Autoscaling with GCP, helps your applications gracefully handle increase in traffic and helps reduce cost when the need for resources are lower.
This autoscaling is governed by defining an autoscaling policy. The autoscaler performs automatic scaling based on the measured load.
There are many ways to configure autoscaling policies. For example: Scaling based on CPU utilization, load balancing capacity, or monitoring various system metrics, or by a queue-based workload like Cloud Pub/Sub.
Let’s assume you have two instances that are currently running at 100 percent and 85 percent CPU utilization.
If you configure your target CPU utilization as 75 percent, the autoscaler will automatically add another instance to spread out the CPU load to ensure that the CPU utilization stays below the 75 percent target.

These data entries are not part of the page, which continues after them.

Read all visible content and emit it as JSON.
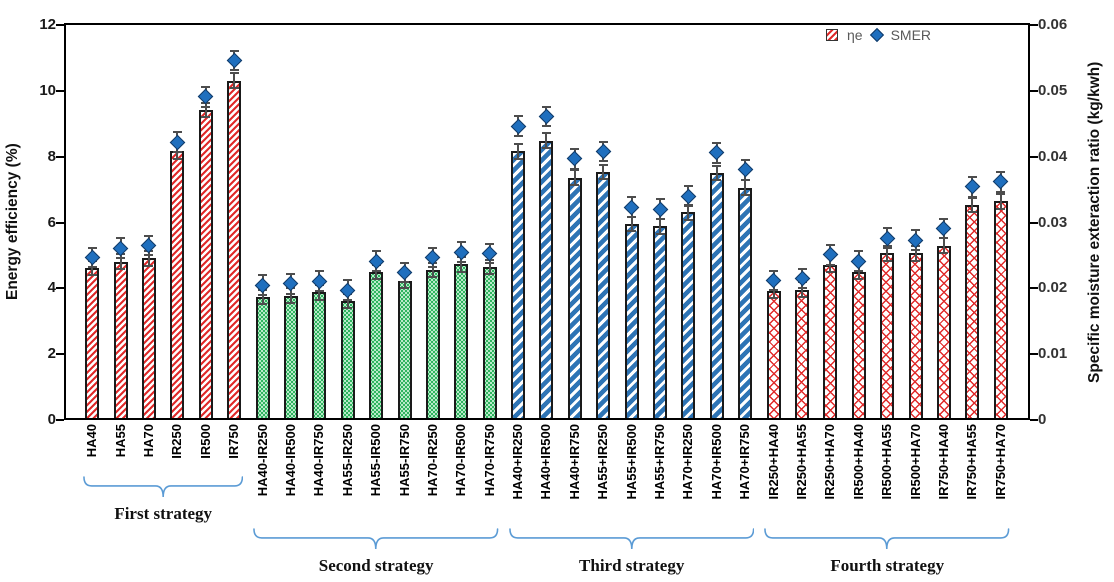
{
  "chart_data": {
    "type": "bar",
    "title": "",
    "grid": false,
    "legend_position": "top-right-inside",
    "legend": {
      "eta": "ηe",
      "smer": "SMER"
    },
    "left_axis_label": "Energy efficiency (%)",
    "right_axis_label": "Specific moisture exteraction ratio (kg/kwh)",
    "left_ylim": [
      0,
      12
    ],
    "right_ylim": [
      0,
      0.06
    ],
    "left_ticks": [
      {
        "v": 0,
        "label": "0"
      },
      {
        "v": 2,
        "label": "2"
      },
      {
        "v": 4,
        "label": "4"
      },
      {
        "v": 6,
        "label": "6"
      },
      {
        "v": 8,
        "label": "8"
      },
      {
        "v": 10,
        "label": "10"
      },
      {
        "v": 12,
        "label": "12"
      }
    ],
    "right_ticks": [
      {
        "v": 0,
        "label": "0"
      },
      {
        "v": 0.01,
        "label": "0.01"
      },
      {
        "v": 0.02,
        "label": "0.02"
      },
      {
        "v": 0.03,
        "label": "0.03"
      },
      {
        "v": 0.04,
        "label": "0.04"
      },
      {
        "v": 0.05,
        "label": "0.05"
      },
      {
        "v": 0.06,
        "label": "0.06"
      }
    ],
    "eta_err": 0.22,
    "smer_err": 0.0015,
    "marker_color": "#1f6fbe",
    "errorbar_color": "#4d4d4d",
    "brace_color": "#5b9bd5",
    "groups": [
      {
        "label": "First strategy",
        "pattern": "red-diagonal",
        "items": [
          {
            "category": "HA40",
            "eta": 4.55,
            "smer": 0.0244
          },
          {
            "category": "HA55",
            "eta": 4.75,
            "smer": 0.0258
          },
          {
            "category": "HA70",
            "eta": 4.85,
            "smer": 0.0262
          },
          {
            "category": "IR250",
            "eta": 8.1,
            "smer": 0.0419
          },
          {
            "category": "IR500",
            "eta": 9.35,
            "smer": 0.0488
          },
          {
            "category": "IR750",
            "eta": 10.25,
            "smer": 0.0543
          }
        ]
      },
      {
        "label": "Second strategy",
        "pattern": "green-dots",
        "items": [
          {
            "category": "HA40-IR250",
            "eta": 3.67,
            "smer": 0.0202
          },
          {
            "category": "HA40-IR500",
            "eta": 3.72,
            "smer": 0.0204
          },
          {
            "category": "HA40-IR750",
            "eta": 3.82,
            "smer": 0.0208
          },
          {
            "category": "HA55-IR250",
            "eta": 3.55,
            "smer": 0.0194
          },
          {
            "category": "HA55-IR500",
            "eta": 4.43,
            "smer": 0.0238
          },
          {
            "category": "HA55-IR750",
            "eta": 4.16,
            "smer": 0.0221
          },
          {
            "category": "HA70-IR250",
            "eta": 4.5,
            "smer": 0.0244
          },
          {
            "category": "HA70-IR500",
            "eta": 4.67,
            "smer": 0.0252
          },
          {
            "category": "HA70-IR750",
            "eta": 4.58,
            "smer": 0.025
          }
        ]
      },
      {
        "label": "Third strategy",
        "pattern": "blue-diagonal",
        "items": [
          {
            "category": "HA40+IR250",
            "eta": 8.1,
            "smer": 0.0443
          },
          {
            "category": "HA40+IR500",
            "eta": 8.43,
            "smer": 0.0458
          },
          {
            "category": "HA40+IR750",
            "eta": 7.3,
            "smer": 0.0394
          },
          {
            "category": "HA55+IR250",
            "eta": 7.48,
            "smer": 0.0405
          },
          {
            "category": "HA55+IR500",
            "eta": 5.9,
            "smer": 0.032
          },
          {
            "category": "HA55+IR750",
            "eta": 5.82,
            "smer": 0.0317
          },
          {
            "category": "HA70+IR250",
            "eta": 6.25,
            "smer": 0.0337
          },
          {
            "category": "HA70+IR500",
            "eta": 7.45,
            "smer": 0.0403
          },
          {
            "category": "HA70+IR750",
            "eta": 7.0,
            "smer": 0.0377
          }
        ]
      },
      {
        "label": "Fourth strategy",
        "pattern": "red-cross",
        "items": [
          {
            "category": "IR250+HA40",
            "eta": 3.87,
            "smer": 0.0209
          },
          {
            "category": "IR250+HA55",
            "eta": 3.9,
            "smer": 0.0212
          },
          {
            "category": "IR250+HA70",
            "eta": 4.66,
            "smer": 0.0248
          },
          {
            "category": "IR500+HA40",
            "eta": 4.45,
            "smer": 0.0238
          },
          {
            "category": "IR500+HA55",
            "eta": 5.0,
            "smer": 0.0273
          },
          {
            "category": "IR500+HA70",
            "eta": 5.0,
            "smer": 0.027
          },
          {
            "category": "IR750+HA40",
            "eta": 5.24,
            "smer": 0.0288
          },
          {
            "category": "IR750+HA55",
            "eta": 6.47,
            "smer": 0.0351
          },
          {
            "category": "IR750+HA70",
            "eta": 6.58,
            "smer": 0.0359
          }
        ]
      }
    ]
  }
}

Similarly, if the overall load is much lower than the target, the autoscaler will remove instances as long as doing so, maintains the overall utilization below the target.
Google cloud platform has a graphical user interface that provides all this information per instance. You can see the CPU utilization over the past hour. But you can’t change the timeframe and visualize other metrics like disk and network usage.
This graphical user interface is very useful for monitoring your instances, utilization, and for determining how best to configure your autoscaling policy to meet changing demands.